Here's how your Christmas dinner can help fight off cancer, diabetes

London, Dec 25(IANS) While festive season is often a time of overindulgence, Christmas dinner can actually be healthy, and help ward off risk of cancer and diabetes, according to a study.

Experts at Newcastle University have been researching the different characteristics and compounds of festive trimmings and have found that some of the side-dishes offer significant benefits.

In the research, published in the journal Critical Reviews in Food Science and Nutrition, the team said soggy sprouts should be off the menu, and instead include steamed Brussels sprouts -- cruciferous vegetable like broccoli, cabbage, collard greens and kale.

Steaming brussels sprouts can help the vegetable retain its glucosinolates, which may aid the body in fighting chronic conditions, such as diabetes and cancer, the researchers found.

In particular, they have a high content of glucosinolates - an important molecule that interacts with proteins associated with repairing damaged DNA and promoting cell death in cancer tumours.

Whilst glucosinolates are highest in raw Brussels sprouts, cooking affects their contents.

“If you boil the Brussels sprouts, then you lose a lot of the important compounds into the water," said Dr Kirsten Brandt, Senior Lecturer in Food and Human Nutrition at Newcastle University, UK.

“If you roast them, they are being broken down during the cooking, so steaming is the one that gives most of these tasty and healthy compounds in the final product," Brandt said.

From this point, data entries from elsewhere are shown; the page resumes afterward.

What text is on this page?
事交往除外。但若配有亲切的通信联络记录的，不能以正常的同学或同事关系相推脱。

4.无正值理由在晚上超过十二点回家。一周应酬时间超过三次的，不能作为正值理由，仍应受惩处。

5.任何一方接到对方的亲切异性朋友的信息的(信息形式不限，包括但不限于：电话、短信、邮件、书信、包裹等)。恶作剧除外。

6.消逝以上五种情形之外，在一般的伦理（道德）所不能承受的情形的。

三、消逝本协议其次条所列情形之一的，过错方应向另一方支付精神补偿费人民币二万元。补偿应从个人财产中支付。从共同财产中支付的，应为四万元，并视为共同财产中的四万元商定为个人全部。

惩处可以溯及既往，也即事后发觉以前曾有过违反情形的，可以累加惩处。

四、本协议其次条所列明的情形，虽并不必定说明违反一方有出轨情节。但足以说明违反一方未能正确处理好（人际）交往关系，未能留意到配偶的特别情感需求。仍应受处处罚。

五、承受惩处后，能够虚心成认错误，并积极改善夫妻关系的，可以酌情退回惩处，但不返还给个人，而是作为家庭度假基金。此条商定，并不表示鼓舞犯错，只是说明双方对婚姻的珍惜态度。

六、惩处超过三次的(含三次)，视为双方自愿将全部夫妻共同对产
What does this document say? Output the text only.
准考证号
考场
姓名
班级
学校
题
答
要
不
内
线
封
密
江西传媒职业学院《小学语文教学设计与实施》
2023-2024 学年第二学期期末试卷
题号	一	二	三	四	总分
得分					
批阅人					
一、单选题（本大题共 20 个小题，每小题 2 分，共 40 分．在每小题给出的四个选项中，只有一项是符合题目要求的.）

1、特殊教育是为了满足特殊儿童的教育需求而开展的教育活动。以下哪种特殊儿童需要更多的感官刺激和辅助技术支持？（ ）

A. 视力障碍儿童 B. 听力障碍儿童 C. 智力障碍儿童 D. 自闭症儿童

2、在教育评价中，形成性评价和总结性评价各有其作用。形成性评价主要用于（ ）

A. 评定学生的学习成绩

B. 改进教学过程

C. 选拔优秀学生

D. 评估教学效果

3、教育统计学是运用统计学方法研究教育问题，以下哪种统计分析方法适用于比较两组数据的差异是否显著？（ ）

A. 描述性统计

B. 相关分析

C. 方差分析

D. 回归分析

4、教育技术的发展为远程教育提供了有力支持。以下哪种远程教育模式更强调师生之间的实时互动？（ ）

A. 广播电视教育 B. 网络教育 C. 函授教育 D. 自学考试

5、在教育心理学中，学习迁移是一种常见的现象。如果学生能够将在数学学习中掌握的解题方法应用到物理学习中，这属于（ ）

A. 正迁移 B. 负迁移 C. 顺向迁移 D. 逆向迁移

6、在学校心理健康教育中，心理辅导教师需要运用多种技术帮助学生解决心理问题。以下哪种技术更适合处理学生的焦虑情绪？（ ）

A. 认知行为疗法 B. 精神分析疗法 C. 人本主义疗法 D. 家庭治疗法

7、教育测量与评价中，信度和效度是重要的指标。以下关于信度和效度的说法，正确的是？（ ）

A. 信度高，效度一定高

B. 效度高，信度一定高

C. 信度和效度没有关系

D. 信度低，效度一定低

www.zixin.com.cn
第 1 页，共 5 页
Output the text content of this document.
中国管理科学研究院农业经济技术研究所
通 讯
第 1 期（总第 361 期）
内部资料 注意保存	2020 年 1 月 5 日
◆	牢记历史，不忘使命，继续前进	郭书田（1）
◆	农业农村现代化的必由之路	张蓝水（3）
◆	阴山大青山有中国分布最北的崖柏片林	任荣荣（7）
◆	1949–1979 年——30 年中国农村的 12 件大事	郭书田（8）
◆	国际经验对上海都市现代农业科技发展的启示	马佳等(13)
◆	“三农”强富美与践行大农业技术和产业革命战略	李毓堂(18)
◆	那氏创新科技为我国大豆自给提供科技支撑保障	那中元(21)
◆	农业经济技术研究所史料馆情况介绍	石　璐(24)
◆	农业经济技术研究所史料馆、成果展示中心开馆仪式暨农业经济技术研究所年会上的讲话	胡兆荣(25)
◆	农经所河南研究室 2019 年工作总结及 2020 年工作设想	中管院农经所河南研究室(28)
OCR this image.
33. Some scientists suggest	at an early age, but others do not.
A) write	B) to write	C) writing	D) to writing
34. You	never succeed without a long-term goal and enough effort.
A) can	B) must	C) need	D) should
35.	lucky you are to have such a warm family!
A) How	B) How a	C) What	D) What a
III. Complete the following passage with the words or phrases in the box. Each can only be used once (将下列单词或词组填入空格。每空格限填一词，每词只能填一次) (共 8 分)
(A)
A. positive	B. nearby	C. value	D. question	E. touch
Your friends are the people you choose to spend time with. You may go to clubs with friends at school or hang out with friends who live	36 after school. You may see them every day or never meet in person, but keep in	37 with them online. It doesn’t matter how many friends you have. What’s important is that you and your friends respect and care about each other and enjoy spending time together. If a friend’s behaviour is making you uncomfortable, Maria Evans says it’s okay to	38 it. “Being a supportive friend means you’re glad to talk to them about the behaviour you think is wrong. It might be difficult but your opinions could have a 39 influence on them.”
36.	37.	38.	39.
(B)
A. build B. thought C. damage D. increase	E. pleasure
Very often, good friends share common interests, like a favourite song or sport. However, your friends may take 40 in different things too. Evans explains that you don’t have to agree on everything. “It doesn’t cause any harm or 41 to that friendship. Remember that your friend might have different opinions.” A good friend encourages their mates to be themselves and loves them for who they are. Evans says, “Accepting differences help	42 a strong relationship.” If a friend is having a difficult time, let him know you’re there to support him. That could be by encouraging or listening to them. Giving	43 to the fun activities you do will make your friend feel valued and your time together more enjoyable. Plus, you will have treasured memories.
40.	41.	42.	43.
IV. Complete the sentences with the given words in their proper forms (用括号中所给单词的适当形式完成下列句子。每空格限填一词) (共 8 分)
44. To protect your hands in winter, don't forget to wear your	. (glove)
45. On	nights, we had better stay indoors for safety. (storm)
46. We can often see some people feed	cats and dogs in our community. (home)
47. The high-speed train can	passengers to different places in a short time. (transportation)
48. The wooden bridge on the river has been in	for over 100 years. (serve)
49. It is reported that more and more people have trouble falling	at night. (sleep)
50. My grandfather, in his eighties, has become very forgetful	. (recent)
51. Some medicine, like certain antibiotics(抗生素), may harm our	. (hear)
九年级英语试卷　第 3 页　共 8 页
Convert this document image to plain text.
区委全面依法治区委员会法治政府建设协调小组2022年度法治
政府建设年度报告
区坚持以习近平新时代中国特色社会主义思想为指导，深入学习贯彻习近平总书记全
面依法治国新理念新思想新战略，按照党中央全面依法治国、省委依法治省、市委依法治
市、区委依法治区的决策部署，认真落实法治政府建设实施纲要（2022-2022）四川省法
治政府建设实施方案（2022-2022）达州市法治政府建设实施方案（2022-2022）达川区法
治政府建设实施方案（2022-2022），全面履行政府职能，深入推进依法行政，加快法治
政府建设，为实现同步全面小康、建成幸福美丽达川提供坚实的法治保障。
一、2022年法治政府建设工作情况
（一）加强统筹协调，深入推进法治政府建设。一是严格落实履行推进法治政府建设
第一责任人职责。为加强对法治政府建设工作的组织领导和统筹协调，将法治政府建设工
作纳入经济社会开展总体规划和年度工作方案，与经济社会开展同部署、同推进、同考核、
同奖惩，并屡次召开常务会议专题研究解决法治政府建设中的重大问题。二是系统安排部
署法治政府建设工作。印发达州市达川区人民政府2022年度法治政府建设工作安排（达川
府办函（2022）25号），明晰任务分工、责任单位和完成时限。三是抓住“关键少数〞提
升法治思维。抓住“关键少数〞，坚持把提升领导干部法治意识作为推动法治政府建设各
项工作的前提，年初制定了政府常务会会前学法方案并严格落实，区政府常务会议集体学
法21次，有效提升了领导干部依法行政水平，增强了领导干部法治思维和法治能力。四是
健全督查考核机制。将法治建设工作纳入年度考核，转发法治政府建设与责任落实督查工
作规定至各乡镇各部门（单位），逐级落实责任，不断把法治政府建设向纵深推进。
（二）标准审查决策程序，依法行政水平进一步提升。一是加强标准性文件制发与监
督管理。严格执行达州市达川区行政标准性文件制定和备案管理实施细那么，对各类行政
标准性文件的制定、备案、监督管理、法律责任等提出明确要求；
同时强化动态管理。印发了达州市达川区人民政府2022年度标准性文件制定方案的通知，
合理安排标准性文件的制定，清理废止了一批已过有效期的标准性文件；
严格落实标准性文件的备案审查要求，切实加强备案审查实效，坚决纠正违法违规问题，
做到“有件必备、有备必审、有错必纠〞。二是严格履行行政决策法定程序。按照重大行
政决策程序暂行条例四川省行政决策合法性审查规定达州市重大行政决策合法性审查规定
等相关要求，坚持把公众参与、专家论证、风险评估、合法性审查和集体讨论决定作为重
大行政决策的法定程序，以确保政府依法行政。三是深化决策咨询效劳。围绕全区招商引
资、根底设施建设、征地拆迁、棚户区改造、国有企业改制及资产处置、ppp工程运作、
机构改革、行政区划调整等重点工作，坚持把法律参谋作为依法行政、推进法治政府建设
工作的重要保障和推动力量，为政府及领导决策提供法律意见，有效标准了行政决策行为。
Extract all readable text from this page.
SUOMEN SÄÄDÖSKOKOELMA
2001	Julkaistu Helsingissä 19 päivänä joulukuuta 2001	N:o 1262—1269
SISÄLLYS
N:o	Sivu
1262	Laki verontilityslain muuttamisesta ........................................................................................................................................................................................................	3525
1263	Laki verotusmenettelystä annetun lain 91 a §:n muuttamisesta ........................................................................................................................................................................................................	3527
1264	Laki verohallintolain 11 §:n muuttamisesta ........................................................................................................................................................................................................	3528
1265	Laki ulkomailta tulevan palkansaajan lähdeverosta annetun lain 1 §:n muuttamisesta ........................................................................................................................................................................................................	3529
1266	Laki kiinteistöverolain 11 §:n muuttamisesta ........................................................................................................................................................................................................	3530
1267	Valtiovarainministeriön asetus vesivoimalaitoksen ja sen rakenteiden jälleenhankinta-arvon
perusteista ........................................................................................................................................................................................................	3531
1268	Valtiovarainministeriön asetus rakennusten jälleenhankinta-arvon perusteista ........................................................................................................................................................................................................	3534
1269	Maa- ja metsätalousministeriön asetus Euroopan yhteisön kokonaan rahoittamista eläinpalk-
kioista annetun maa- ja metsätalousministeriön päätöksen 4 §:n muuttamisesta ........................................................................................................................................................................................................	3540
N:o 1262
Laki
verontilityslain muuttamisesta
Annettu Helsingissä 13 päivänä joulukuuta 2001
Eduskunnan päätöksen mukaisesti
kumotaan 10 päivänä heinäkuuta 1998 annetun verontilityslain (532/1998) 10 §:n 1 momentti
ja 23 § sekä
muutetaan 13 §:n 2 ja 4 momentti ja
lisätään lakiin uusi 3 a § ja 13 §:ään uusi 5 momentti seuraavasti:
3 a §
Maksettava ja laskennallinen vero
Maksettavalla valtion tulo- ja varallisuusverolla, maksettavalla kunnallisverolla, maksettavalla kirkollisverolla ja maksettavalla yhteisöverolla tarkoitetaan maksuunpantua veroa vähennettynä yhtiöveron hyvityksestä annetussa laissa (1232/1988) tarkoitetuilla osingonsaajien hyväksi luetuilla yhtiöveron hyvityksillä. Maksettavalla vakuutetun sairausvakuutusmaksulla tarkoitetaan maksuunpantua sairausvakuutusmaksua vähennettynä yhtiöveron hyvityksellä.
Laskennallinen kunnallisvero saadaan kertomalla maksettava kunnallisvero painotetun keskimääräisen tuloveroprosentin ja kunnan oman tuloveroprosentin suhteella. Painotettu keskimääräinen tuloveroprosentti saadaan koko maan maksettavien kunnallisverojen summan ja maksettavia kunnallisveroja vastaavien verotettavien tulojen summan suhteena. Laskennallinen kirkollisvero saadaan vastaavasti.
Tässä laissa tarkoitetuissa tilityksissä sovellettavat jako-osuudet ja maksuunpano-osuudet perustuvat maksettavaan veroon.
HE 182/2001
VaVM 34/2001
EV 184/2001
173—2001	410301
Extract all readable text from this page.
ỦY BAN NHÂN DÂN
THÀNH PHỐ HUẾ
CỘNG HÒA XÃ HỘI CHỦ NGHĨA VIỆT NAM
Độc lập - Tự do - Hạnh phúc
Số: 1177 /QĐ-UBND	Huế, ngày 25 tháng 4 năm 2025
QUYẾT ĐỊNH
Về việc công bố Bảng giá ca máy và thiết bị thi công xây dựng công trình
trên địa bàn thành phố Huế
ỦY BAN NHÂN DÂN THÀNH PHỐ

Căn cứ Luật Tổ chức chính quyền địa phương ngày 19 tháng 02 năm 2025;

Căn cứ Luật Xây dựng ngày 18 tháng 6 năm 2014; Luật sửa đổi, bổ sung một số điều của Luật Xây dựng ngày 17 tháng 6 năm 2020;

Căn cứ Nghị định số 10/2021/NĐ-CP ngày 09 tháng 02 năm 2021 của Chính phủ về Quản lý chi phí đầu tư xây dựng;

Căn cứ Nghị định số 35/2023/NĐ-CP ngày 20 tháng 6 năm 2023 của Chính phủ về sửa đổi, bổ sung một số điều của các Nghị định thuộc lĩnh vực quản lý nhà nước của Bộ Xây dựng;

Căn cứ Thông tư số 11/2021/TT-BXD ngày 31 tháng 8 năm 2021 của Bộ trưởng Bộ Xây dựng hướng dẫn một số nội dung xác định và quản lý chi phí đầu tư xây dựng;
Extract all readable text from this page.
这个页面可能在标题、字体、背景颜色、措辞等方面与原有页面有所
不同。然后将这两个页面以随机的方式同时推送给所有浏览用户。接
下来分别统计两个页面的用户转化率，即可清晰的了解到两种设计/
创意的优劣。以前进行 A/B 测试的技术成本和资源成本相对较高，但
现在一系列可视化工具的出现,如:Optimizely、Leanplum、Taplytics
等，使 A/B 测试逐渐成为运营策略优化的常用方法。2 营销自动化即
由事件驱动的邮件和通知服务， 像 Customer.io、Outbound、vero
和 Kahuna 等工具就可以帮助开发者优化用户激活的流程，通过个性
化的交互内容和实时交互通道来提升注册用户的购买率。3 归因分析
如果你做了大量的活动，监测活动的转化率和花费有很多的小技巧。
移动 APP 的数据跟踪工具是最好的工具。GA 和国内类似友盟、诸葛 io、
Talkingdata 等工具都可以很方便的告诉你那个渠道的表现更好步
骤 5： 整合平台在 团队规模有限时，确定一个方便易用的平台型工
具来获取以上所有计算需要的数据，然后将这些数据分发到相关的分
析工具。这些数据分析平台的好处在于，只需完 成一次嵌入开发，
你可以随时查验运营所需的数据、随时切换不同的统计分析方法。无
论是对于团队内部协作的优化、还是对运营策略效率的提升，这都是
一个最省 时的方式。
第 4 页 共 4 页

Researchers also found that the popular festive side-dish of carrots could help reduce the risk of cancer by almost a quarter.

The team found five servings of the vegetable per week was linked to a 20 per cent reduction in developing all types of cancer.

In addition, eating just one serving per week still gives a significant reduction, with a 4 per cent lower chance of the disease compared to those who never eat the vegetable.

For the research, scientists carried out a systematic review and meta-analysis of nearly 200 studies and 4.7 million participants.

They showed that the whole carrot, rather than carotenes, provides an anti-cancer effect when consumed in enough quantity.

The scientists also studied more than 250 varieties of potatoes, looking at different qualities from tuber characteristics to their ability to resist disease and climate stress.

Potatoes are rich in fibre and ideal for popping in the air fryer as the healthiest way to cook the festive trimming to a golden crisp.

They found that rooster potatoes are perfect for making the best roast potato.